Однажды мы как-то откровенно разговорились об этой замечательной девушке…
– А что, любезный друг, женись-ка на ней, – заметил я, – право, я говорю не шутя.
– Какой вздор! – возразил он, – нет, любезный друг, во-первых, я стар для нее: мне уж тридцать лет; во-вторых – нравиться женщинам я не умею и не могу, да у меня и фигура не такая; а в-третьих – я не так себя поставил, я испортил всю мою жизнь, изуродовал себя – и ни к чему серьезному не способен, а женитьба – вещь очень серьезная. К тому же ты знаешь мою матушку! Из этого могли бы выйти такие семейные сцены и неприятности!.. Она женщина добрая, хорошая, но вся напичкана, к сожалению, барскими предрассудками…
Если бы я был уверен, что я, точно, могу составить ее счастие… но дело в том, что я в этом вовсе не уверен. Как мне ни надоела эта бродячая, цыганская, глупая и пустая жизнь, которую я веду до сих пор, как она ни тяготит меня, как мне ни опротивела вся эта компания, середи которой я провел мою молодость и от которой путного слова не услышишь, а все-таки я еще не совсем отделался от нее и она – я уж это чувствую, положила на меня неизгладимую печать и сделала меня ни на что не годным.

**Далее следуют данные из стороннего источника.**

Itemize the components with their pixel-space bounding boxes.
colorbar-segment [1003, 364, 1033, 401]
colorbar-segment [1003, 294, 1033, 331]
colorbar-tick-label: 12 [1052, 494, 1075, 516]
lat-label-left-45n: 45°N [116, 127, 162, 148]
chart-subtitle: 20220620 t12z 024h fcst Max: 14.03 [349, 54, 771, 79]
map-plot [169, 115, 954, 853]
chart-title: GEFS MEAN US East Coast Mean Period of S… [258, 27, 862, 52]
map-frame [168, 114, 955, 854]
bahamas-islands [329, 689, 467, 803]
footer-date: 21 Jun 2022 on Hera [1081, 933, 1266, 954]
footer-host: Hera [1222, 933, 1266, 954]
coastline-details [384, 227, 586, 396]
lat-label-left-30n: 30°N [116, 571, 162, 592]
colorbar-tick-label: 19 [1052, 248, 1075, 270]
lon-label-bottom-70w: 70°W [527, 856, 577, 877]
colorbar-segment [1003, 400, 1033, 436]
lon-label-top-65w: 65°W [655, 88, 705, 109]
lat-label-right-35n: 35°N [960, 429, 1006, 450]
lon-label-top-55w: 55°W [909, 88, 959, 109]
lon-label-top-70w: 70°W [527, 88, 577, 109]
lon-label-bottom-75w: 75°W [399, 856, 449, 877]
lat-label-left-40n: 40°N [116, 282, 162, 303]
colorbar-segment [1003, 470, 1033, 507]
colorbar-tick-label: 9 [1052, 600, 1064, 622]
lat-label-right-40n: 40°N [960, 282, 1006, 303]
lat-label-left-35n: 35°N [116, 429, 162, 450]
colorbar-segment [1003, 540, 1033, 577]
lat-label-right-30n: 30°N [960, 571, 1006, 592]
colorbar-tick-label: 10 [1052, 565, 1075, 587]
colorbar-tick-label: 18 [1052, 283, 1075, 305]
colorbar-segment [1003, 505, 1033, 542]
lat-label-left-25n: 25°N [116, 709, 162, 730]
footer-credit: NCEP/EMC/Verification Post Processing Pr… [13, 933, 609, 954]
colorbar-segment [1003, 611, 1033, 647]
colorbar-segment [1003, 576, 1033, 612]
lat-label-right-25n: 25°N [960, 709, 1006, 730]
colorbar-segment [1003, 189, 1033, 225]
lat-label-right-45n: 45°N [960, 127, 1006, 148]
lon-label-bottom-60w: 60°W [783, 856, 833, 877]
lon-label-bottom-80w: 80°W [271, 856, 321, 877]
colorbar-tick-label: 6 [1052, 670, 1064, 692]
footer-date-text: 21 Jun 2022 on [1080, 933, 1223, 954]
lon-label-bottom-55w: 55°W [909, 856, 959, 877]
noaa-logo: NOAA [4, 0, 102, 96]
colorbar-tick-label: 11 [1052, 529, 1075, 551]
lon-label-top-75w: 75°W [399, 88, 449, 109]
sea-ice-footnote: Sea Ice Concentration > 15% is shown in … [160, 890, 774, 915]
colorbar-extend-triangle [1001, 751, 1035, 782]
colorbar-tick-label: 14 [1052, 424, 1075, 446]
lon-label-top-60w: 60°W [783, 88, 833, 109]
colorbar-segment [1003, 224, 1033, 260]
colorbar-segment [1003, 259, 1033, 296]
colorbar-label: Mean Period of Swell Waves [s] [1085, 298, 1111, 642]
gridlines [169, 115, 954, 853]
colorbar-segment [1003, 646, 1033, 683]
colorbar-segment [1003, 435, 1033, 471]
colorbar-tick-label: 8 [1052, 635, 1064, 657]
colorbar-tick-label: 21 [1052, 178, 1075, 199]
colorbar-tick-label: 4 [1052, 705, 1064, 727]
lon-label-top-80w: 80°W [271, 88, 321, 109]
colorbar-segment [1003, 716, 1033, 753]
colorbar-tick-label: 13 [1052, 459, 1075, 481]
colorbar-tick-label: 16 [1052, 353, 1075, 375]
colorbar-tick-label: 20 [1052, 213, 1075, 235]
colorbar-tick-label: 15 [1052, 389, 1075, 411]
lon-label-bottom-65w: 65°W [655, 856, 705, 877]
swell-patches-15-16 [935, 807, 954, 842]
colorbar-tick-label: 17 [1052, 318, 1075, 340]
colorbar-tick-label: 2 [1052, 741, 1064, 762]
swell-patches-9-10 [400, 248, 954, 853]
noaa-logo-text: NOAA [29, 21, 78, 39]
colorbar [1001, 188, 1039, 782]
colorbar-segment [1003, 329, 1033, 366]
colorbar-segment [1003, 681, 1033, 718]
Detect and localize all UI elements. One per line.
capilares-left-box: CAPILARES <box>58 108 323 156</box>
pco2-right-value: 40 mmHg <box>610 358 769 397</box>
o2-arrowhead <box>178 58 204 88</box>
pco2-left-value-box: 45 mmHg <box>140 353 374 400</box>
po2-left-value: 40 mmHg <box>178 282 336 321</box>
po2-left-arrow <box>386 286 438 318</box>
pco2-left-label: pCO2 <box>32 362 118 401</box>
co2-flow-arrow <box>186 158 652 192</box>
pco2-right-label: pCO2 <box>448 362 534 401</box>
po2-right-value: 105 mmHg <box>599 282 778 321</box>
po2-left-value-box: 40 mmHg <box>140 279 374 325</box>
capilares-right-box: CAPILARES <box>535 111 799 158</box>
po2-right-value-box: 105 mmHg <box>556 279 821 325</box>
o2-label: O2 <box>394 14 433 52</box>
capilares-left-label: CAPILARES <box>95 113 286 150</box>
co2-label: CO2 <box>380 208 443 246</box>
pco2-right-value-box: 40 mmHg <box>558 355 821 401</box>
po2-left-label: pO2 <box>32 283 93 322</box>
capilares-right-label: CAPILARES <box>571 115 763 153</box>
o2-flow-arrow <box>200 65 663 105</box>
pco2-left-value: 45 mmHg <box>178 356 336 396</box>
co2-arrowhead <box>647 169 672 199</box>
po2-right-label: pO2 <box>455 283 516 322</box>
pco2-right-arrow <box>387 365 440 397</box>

Товарищ мой говорил тоном грустным и желчным и не хотел слушать никаких возражений, но вдруг он расхохотался.
– Мы, впрочем, толкуем ужаснейшие глупости, – сказал он, – ну, скажи пожалуйста, можешь ли ты меня вообразить серьезно женатым. Мне кажется, смешнее этого ничего быть не может. Признайся.
Я должен был сознаться, что это правда.
– То-то и есть! Нет, уж мне, видно, придется остаться холостяком на всю жизнь – и промаячить ее бесполезно и для себя и для других. Если б я вздумал приобрести подругу жизни, из этого бы вышло вот что… слушай:
Он начал представлять комическую картину своей семейной жизни – и сам от души заливался над своею остроумною фантазиею…
Прошло с год после этого. Подруга сестры моего товарища посещала ее так же часто, но товарищ мой начал явно удаляться от нее и избегать ее.
Раз как-то мы сговорились ехать куда-то вместе, и я заехал за ним. Я нашел его против обыкновения в мрачном, беспокойном и раздражительном расположении духа.
– Нет, брат, я что-то не расположен ехать… извини меня, – сказал он мне, когда я напомнил ему об нашем визите, – скучно и лень.
Он уничтожал папироску за папироской и почти все молчал, что с ним случалось необыкновенно редко.
– Да что с тобою?.. Ты нездоров? – спросил я.
– Нет, разве я бываю когда-нибудь болен. У меня воловья природа, на меня ничего не действует… Ах, знаешь ли новость? – сказал он после минуты молчания, – Пивоваров женится.
– С чем его и поздравляю. Это, впрочем, меня мало интересует, – возразил я.
– Но как ты думаешь, на ком?
– Почему же я знаю. Ну, например?
– Черт знает, это просто ни на что не похоже! Как-то верить не хочется – на Ольге Петровне (так звали подругу сестры его).
– Может ли это быть! – вырвалось у меня невольно, – каким же это образом? Что может быть общего между этою девушкою и между этим господином.